Die gesamte Podiumsdiskussion kann auch weiterhin über www.lumievent.de oder die Facebook-Seite von Lumi Event aufgerufen und angesehen werden. Am 2. September 2020 findet dann die zweite Podiumsdiskussion im Bürgerhaus Hochdahl statt.

Heimvorteil für den amtierenden Bürgermeister

Zum Abschluss sollten die Kommunalpolitiker auf dem Podium dann noch eine ganz ‘erkrathspezifische’ Aufgabe lösen. “An Ihrem Platz finden sie einen Stift und Papier. Zeichnen sie jetzt die Umrisse der Stadt Erkrath auf”, forderte Tobi Wienke die Kandidaten auf. Dass die dabei Spaß hatten, sieht man auf den Bildern. Einen klaren Heimvorteil hatte Bürgermeister Christoph Schultz und damit auch ‘gut lachen’. Wer sollte den Umriss wohl ein leichtesten aus dem Kopf aufzeichnen, wenn nicht er?

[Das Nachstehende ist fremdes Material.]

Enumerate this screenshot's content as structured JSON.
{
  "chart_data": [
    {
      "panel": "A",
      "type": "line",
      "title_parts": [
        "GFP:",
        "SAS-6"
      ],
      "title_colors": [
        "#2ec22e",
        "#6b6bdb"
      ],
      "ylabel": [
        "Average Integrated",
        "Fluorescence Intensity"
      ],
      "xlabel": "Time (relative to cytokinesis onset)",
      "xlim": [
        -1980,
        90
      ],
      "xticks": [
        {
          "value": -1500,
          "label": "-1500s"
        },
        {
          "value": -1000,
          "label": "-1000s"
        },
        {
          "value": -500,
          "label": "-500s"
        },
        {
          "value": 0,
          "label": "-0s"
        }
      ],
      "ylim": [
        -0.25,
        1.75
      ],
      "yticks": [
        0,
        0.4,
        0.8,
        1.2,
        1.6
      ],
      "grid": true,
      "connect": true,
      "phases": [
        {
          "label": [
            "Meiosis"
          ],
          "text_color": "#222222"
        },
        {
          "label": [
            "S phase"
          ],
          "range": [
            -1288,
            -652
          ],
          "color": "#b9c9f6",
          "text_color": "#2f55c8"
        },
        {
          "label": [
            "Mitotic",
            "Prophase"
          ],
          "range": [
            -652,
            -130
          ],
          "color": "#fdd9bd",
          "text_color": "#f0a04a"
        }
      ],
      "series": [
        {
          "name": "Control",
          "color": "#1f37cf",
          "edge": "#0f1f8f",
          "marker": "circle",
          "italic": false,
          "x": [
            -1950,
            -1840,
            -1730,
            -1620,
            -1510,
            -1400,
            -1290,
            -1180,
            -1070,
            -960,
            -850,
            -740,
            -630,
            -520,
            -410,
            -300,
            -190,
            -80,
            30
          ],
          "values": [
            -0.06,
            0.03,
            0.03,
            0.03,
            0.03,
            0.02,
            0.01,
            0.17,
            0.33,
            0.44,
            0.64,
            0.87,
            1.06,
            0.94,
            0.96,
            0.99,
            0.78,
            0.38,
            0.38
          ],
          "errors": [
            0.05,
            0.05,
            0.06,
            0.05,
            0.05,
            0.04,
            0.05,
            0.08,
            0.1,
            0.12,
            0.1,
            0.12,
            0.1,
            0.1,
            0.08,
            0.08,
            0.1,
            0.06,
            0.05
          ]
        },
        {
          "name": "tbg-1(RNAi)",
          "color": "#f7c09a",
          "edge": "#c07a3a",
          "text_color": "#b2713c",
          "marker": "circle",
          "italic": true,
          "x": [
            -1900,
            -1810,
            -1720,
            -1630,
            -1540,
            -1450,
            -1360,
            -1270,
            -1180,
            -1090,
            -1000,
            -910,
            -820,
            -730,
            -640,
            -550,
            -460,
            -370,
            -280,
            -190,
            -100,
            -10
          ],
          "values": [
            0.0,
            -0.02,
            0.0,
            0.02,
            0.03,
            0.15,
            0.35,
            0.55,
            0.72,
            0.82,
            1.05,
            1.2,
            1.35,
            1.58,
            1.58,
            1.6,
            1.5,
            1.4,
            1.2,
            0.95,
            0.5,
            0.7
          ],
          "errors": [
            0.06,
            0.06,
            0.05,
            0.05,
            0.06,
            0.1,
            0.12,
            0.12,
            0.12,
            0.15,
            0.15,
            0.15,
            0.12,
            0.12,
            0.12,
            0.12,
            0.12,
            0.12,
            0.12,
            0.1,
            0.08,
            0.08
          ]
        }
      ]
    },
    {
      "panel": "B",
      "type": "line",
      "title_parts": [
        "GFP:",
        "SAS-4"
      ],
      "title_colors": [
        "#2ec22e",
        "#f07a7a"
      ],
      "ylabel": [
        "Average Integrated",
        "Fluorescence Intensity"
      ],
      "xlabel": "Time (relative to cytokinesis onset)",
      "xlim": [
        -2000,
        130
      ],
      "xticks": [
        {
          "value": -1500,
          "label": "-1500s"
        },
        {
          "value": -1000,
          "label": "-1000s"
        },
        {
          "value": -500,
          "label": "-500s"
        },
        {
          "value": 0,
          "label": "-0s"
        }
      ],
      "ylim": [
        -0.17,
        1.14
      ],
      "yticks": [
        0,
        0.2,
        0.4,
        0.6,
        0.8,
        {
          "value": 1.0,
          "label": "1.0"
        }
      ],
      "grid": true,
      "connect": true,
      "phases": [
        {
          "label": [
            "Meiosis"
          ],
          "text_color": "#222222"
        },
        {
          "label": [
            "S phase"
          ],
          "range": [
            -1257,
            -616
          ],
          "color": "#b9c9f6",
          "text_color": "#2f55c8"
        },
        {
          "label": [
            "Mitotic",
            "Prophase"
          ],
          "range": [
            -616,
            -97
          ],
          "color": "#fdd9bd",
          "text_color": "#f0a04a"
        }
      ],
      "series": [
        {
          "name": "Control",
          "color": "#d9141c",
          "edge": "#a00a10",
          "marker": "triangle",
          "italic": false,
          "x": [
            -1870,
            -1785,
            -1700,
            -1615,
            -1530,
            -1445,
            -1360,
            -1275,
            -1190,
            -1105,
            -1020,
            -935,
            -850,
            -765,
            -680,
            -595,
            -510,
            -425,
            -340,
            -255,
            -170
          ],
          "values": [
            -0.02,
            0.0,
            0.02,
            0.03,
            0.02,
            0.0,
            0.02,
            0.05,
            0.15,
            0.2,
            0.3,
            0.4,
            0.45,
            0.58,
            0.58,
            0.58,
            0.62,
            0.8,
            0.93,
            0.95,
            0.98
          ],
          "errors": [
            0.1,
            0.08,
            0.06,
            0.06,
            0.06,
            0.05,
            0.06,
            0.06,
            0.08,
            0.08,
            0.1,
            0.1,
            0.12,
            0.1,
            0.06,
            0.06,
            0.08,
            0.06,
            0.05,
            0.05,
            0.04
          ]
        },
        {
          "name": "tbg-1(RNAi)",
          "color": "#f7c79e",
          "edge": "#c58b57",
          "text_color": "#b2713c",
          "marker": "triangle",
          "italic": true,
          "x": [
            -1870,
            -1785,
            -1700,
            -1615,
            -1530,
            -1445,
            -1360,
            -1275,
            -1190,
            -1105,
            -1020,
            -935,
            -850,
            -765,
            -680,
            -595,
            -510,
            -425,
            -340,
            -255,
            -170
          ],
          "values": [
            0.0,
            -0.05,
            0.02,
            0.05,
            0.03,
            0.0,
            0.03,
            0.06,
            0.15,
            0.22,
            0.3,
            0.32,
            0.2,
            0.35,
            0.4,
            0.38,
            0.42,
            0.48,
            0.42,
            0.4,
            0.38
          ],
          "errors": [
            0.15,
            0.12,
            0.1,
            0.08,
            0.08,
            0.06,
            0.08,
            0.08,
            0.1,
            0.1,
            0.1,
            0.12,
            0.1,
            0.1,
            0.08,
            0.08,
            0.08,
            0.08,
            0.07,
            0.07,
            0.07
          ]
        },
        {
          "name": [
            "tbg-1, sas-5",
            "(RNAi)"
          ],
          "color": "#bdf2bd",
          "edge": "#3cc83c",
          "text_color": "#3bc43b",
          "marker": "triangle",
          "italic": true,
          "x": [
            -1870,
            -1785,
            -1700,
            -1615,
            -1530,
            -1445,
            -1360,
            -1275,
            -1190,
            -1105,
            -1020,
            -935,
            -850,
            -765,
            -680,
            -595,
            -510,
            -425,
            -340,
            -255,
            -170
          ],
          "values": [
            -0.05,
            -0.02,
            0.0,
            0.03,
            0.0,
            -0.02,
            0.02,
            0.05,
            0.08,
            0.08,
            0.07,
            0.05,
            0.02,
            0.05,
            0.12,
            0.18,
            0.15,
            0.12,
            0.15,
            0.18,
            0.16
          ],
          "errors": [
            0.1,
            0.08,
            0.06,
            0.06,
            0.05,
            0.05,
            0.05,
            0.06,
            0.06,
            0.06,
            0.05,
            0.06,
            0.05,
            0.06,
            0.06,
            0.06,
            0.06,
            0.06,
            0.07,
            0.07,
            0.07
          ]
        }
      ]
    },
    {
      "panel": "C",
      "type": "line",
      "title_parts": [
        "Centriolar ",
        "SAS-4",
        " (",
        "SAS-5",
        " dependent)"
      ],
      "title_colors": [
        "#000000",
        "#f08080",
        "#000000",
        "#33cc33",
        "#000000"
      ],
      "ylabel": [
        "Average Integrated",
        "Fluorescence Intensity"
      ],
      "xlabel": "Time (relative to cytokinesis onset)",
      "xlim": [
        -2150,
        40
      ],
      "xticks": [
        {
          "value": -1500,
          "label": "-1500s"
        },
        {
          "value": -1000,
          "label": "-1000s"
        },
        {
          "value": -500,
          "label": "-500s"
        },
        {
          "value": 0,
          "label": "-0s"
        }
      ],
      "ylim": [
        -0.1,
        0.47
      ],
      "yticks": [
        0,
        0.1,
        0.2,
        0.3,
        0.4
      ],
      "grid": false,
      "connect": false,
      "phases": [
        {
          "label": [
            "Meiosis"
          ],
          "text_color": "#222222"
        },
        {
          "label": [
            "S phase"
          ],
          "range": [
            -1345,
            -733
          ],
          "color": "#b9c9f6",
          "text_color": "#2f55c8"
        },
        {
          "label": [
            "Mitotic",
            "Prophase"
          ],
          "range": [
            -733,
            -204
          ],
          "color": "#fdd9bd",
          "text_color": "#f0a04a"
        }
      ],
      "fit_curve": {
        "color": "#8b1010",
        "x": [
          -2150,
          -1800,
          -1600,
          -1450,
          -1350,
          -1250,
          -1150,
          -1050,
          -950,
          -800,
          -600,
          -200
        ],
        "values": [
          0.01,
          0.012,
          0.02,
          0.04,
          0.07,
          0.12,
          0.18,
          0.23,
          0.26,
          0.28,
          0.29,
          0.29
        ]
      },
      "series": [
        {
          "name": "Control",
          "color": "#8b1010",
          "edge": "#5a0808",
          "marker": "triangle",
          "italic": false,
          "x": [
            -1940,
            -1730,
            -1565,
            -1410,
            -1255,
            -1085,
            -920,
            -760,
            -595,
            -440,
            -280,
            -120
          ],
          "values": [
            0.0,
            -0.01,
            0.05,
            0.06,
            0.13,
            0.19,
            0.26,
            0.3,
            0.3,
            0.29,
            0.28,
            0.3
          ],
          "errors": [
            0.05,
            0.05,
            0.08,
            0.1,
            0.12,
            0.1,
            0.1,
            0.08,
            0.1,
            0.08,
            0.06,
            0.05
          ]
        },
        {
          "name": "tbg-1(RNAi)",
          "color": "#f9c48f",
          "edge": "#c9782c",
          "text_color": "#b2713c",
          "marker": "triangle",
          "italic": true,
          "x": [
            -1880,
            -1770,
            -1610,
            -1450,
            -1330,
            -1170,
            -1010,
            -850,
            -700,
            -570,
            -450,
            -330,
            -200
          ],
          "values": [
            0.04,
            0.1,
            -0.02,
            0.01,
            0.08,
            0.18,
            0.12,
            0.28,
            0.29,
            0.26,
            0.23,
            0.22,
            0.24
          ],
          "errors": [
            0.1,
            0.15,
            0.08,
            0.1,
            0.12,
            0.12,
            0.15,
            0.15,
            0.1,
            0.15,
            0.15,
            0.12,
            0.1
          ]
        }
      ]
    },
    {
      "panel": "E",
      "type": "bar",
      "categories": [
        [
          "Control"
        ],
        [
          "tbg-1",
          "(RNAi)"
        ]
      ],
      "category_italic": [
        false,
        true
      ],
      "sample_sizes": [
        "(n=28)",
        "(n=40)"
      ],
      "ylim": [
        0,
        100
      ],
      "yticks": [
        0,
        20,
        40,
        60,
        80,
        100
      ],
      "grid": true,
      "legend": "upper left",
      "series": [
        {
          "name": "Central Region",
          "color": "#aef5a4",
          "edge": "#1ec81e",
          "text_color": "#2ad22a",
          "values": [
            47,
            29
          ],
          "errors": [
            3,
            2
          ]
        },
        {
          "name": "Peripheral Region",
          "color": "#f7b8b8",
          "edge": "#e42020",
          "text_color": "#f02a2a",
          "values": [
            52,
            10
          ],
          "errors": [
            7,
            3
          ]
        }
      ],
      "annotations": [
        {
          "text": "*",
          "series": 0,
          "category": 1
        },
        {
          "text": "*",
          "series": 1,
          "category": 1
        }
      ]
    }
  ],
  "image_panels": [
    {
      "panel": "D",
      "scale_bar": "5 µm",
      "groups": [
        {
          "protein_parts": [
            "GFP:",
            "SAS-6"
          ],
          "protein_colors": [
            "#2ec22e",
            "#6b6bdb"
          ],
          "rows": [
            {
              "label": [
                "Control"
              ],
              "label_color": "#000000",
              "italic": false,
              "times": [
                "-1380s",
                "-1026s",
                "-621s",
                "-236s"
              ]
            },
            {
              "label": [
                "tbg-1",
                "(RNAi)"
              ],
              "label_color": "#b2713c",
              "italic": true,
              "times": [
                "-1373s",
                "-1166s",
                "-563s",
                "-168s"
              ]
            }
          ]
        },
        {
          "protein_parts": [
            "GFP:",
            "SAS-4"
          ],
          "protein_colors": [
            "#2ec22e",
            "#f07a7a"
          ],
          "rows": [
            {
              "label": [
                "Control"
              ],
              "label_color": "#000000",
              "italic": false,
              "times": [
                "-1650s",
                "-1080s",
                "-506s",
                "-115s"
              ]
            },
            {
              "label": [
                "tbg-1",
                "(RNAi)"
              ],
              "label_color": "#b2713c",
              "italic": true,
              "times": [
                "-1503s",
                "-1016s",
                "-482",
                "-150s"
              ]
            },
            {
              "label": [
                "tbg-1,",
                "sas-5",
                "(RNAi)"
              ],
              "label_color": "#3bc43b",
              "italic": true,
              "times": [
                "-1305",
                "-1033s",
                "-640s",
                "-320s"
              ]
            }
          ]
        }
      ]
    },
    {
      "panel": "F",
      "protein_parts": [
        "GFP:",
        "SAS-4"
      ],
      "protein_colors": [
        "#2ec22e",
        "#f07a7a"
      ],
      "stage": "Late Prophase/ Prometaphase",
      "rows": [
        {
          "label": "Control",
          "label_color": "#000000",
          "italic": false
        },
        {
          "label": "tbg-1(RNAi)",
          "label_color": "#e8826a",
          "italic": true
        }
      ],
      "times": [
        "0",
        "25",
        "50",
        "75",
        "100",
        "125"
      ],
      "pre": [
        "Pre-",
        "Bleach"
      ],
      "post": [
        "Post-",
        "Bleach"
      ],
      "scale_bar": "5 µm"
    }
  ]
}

Hintergründe zu den Podiumsdiskussionen

Möglich wurde die von Jugendrat und Seniorenrat mit unserer Unterstützung organisierte Veranstaltung durch eine vom Kreisintegrationszentrum bewilligte Förderung aus dem Bundesprogramm ‘Demokratie leben!’.

(*1) Erläuterung für unsere jungen Leser:

Leerkassetten sind die Vorläufer von CD’s oder MP3-Playern, mit denen die vorhergehende Generation früher Musik aufgenommen und wieder abgespielt hat. Deren Bänder haben sich gern mal verheddert und abgerollt, sodass Bleistifte ein willkommenes Werkzeug waren, mit denen man die Bänder wieder aufrollen konnte.